A medio plazo, la crisis no va a pasar,
porque como se viene diciendo desde hace tiempo, no es una crisis de
sistema financiero, ni hipotecaria, ni de crédito; es una crisis de
civilización. O, para decirlo de forma menos grandilocuente: lo que
está en crisis es nuestra forma cotidiana de vivir, la forma en la
que nuestra sociedad genera valor, socializa, consume, se reproduce.

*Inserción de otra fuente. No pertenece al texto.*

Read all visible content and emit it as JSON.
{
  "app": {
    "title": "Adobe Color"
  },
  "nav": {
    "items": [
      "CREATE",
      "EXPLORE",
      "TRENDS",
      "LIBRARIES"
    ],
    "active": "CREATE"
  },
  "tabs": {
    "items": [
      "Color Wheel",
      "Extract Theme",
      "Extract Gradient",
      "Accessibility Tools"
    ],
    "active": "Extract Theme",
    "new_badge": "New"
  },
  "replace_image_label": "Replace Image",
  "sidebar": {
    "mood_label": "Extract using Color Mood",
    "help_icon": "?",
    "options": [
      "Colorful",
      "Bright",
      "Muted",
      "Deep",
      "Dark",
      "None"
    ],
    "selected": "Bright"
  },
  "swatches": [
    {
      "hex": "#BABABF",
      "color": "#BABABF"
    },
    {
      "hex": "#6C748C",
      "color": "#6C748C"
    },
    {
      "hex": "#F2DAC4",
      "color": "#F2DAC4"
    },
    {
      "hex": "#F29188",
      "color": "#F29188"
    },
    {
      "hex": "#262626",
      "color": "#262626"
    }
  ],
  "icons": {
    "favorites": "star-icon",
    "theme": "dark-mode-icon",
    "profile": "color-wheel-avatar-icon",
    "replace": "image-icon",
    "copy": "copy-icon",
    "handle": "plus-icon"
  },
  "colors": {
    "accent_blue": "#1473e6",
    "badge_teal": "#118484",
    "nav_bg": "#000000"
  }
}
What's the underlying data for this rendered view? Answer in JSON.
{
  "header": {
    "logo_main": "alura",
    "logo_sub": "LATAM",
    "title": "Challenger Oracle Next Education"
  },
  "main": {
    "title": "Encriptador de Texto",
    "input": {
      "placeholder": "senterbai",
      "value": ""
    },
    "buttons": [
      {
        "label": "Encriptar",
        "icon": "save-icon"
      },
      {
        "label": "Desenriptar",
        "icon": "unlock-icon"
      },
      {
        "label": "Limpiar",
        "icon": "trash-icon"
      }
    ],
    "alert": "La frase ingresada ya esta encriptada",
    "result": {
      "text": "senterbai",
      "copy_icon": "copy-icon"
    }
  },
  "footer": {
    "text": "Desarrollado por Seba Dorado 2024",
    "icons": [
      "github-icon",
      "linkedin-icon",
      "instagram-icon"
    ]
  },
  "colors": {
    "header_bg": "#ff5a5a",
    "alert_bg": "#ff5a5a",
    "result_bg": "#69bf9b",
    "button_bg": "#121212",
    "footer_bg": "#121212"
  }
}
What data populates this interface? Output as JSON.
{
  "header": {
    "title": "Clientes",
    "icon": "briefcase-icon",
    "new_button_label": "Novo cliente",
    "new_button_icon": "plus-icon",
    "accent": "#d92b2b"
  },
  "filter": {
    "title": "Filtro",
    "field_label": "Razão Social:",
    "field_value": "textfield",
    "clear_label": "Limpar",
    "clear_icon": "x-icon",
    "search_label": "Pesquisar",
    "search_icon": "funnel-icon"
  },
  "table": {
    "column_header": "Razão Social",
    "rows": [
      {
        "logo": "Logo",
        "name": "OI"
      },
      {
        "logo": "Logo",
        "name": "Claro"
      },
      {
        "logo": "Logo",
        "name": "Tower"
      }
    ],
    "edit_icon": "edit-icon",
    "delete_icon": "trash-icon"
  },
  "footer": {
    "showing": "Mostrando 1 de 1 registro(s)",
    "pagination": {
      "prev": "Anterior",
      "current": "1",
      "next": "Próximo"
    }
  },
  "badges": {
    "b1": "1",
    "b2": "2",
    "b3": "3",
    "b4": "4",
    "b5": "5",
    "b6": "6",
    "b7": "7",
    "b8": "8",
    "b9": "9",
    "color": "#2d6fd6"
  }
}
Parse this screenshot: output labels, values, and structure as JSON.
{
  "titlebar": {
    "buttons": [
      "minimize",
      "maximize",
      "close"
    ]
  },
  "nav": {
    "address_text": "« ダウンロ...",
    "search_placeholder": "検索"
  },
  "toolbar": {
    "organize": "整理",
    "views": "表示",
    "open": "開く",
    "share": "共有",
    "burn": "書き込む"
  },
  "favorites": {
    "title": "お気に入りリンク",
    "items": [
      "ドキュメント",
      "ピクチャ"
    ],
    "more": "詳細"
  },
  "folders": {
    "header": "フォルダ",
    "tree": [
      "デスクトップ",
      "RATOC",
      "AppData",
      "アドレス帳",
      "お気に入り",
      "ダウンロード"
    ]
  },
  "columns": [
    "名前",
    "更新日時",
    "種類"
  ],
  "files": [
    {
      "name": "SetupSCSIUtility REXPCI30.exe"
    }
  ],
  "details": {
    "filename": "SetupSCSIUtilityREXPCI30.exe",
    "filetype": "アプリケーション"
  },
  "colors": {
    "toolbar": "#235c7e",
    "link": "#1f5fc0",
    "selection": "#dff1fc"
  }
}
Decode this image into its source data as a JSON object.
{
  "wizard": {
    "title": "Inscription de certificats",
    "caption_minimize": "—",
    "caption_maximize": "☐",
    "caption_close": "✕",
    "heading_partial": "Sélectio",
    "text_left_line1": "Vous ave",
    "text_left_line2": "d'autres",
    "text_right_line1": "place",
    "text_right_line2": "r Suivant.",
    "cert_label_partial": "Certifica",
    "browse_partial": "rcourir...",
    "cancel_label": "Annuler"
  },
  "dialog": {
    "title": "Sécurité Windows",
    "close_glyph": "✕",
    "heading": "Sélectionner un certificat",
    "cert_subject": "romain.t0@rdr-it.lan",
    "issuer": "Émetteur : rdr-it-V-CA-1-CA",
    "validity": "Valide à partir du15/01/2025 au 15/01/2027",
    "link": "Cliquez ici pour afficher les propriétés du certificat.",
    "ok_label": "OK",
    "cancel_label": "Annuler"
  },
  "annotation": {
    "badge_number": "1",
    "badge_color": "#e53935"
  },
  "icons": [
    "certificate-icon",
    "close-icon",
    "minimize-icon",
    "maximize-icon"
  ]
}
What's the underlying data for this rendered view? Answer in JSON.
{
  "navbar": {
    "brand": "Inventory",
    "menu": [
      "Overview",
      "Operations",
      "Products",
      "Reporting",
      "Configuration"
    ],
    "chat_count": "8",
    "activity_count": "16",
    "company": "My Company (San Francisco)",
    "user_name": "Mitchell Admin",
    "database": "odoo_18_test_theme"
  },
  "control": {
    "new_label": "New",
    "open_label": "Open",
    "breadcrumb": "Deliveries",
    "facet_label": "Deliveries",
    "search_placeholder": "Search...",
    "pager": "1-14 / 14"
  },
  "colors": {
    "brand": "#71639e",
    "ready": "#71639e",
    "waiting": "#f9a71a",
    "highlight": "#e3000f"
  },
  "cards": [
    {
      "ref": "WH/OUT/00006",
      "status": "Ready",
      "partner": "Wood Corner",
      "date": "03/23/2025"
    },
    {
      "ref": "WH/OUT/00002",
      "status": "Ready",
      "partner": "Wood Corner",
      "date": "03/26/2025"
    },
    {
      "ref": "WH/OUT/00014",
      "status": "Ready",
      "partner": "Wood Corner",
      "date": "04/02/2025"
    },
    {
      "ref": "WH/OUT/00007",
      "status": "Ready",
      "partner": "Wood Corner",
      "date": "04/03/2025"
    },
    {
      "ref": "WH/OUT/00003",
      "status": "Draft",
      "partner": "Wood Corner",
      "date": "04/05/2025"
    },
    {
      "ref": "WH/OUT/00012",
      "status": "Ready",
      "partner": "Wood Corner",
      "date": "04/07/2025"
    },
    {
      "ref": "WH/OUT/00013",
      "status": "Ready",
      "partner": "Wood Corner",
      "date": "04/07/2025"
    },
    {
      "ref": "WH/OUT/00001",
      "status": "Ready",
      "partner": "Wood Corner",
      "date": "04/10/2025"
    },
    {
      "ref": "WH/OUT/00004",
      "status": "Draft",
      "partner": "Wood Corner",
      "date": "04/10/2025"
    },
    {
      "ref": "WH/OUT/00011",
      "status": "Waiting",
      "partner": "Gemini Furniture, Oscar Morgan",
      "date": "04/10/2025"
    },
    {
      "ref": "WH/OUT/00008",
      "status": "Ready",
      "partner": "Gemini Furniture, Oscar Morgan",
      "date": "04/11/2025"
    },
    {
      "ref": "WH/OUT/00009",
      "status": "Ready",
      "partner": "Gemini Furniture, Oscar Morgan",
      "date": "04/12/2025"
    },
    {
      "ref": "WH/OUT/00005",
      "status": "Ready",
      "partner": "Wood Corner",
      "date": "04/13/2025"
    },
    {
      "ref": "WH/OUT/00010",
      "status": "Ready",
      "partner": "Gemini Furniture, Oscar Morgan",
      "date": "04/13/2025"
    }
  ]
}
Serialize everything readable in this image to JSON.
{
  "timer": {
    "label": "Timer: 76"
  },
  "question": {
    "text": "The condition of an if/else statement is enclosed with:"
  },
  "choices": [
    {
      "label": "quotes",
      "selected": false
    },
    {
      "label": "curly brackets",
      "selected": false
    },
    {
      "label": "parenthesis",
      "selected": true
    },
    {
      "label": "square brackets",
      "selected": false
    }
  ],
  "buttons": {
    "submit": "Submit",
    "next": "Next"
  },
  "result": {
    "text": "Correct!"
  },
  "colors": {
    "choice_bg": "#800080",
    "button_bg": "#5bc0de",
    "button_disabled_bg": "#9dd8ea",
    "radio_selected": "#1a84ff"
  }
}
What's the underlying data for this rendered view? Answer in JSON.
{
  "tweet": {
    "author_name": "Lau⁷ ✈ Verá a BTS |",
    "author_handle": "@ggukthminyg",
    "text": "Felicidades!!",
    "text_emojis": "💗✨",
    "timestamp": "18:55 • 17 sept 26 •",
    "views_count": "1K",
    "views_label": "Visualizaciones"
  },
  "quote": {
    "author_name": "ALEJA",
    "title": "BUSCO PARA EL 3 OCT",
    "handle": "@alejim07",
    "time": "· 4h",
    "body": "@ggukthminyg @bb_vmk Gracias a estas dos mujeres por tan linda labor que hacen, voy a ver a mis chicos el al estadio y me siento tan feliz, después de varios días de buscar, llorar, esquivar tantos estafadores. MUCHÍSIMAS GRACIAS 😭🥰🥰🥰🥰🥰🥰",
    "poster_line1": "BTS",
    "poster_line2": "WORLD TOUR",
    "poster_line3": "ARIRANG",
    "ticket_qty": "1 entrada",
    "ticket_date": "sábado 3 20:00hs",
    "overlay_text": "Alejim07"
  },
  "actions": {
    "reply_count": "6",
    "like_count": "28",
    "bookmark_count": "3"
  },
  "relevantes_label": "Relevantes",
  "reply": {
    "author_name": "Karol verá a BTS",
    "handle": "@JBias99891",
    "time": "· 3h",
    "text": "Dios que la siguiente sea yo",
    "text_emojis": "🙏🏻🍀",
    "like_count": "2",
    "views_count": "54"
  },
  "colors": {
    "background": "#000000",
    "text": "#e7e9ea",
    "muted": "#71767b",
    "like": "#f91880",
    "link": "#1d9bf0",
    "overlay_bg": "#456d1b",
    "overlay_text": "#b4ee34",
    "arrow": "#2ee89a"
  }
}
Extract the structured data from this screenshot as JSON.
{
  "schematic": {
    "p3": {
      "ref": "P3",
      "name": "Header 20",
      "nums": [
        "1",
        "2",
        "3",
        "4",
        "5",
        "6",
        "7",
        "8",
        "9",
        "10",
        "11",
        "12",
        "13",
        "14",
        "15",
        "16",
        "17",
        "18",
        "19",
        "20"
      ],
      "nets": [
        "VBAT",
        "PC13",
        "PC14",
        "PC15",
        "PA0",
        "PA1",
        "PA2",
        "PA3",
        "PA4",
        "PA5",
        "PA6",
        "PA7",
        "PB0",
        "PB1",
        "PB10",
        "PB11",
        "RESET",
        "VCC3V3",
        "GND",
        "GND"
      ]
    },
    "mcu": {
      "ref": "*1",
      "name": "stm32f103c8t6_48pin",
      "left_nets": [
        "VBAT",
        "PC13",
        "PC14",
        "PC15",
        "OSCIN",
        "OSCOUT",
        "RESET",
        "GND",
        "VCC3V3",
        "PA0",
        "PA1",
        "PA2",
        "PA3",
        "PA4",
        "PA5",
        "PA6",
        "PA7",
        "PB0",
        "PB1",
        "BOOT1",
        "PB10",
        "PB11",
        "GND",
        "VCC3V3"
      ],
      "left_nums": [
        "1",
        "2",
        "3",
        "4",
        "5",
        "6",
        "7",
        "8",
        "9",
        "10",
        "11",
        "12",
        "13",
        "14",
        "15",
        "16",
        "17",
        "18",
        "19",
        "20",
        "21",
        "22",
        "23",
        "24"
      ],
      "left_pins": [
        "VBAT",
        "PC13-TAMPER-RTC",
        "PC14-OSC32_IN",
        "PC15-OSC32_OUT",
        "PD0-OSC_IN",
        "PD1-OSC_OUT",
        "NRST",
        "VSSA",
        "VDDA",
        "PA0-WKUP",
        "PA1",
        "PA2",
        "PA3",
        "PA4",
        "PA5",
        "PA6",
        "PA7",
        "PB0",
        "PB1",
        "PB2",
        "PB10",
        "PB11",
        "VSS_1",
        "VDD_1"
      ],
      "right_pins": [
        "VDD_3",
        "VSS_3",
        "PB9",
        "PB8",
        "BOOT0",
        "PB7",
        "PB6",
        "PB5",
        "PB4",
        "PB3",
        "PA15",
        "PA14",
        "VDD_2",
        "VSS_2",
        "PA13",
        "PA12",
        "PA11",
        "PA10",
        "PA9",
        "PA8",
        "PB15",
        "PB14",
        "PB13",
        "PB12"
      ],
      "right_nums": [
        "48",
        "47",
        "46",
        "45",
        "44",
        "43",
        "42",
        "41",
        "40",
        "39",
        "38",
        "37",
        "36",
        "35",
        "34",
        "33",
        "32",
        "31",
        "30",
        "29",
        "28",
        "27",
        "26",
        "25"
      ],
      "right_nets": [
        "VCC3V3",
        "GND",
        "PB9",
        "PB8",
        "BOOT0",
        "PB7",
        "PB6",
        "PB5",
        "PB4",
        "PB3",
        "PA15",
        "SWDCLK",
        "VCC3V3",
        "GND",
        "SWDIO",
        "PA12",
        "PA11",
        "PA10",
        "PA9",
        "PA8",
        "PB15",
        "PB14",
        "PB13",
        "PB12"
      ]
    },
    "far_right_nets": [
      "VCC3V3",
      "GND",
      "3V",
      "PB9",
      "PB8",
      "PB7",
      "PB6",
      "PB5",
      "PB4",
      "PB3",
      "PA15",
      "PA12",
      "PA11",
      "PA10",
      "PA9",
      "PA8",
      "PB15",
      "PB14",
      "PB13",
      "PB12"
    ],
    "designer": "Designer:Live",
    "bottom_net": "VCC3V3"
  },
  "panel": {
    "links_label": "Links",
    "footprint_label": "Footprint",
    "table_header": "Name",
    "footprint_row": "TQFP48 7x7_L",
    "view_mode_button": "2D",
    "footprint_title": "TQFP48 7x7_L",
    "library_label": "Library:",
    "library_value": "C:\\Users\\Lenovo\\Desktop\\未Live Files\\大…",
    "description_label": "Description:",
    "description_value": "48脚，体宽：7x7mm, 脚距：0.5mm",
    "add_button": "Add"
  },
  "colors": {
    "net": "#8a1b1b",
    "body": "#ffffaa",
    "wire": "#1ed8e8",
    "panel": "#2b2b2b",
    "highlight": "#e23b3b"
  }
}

Y porque además, o mejor dicho, como consecuencia de esa forma de
desarrollo, tenemos encima – literalmente encima – una
degradación ecológica brutal, en términos que nuestra sociedad, y
mucho menos las clases dominantes, no alcanza a concebir, y ante la
cual sólo plantea una huida hacia delante, caiga quien caiga. En esta huida, la regresión social "y el «puño de hierro» de un aparato
penal intrusivo e hiperactivo" serán parte de la reacción normal del estado. Así
que lo que nos espera es una crisis continuada con saltos, con
agitación y con pequeñas o grandes victorias como la de Grecia, con
decepciones y mucho sufrimiento. Si esta lectura es cierta – ojalá
no lo sea – la ley mordaza no es un gran hito en sí misma. Más
bien es un síntoma de lo que está por venir. La revolución, claro
está, es cada día más imprescindible.